Skip to main content
Version: 1.0
For the complete Mojo documentation index, see llms.txt. Markdown versions of all pages are available by appending .md to any URL (e.g. /docs/manual/basics.md).

block

GPU block-level operations and utilities.

This module provides block-level operations for NVIDIA and AMD GPUs, including:

  • Block-wide reductions:
    • sum: Compute sum across block
    • max: Find maximum value across block
    • min: Find minimum value across block
    • broadcast: Broadcast value to all threads

The module builds on warp-level operations from the warp module, extending them to work across a full thread block (potentially multiple warps).

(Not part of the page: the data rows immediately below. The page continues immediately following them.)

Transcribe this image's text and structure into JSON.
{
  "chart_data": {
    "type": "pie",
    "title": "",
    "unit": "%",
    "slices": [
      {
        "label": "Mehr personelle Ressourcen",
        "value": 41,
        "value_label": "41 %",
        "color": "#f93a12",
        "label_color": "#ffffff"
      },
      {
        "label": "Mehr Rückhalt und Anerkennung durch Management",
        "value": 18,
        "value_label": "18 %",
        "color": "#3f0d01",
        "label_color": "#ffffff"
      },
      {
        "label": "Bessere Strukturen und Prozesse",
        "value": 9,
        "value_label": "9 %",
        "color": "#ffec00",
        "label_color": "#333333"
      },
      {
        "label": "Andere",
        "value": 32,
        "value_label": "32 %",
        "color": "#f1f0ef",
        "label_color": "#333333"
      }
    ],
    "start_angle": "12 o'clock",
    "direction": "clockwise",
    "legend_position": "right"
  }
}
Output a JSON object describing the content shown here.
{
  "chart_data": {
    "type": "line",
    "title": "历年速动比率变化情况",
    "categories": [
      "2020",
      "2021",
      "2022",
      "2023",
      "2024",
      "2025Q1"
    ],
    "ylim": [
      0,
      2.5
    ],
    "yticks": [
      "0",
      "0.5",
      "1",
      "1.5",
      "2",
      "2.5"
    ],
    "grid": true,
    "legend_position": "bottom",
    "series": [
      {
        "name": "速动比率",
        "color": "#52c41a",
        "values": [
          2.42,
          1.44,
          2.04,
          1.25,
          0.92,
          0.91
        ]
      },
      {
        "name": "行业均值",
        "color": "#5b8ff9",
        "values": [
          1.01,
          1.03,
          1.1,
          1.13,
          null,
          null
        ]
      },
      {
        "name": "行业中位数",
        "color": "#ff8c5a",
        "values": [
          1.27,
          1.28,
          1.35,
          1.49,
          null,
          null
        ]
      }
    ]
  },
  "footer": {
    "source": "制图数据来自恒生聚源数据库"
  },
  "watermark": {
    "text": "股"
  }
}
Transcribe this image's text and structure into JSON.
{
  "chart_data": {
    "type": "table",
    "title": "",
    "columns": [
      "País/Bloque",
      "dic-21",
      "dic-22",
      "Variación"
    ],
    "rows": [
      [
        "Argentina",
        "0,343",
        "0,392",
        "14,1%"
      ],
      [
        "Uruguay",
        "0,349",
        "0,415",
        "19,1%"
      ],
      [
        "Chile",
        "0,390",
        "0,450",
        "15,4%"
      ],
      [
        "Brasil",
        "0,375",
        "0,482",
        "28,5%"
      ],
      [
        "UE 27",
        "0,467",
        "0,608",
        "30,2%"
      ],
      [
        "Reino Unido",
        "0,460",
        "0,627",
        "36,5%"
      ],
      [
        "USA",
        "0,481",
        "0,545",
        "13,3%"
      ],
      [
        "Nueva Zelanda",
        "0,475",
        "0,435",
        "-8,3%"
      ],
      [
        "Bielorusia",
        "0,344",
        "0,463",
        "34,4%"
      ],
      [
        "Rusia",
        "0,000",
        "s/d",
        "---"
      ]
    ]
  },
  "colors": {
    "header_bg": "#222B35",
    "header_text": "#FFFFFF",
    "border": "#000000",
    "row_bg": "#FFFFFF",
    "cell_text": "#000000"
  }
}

It handles both NVIDIA and AMD GPU architectures and supports various data types with SIMD vectorization.

All operations support 1D blocks via the block_size parameter, as well as 2D and 3D blocks via the block_dim_x, block_dim_y, and block_dim_z parameters. For multi-dimensional blocks, thread linearization follows the standard row-major order: linear_id = x + y * dim_x + z * dim_x * dim_y.

Functions

  • broadcast: Broadcasts a value from a source thread to all threads in a block.
  • compute_offset: Computes the offset with the padding if needed.
  • max: Computes the maximum value across all threads in a block.
  • min: Computes the minimum value across all threads in a block.
  • prefix_sum: Performs a prefix sum (scan) operation across all threads in a 1D block.
  • sum: Computes the sum of values across all threads in a block.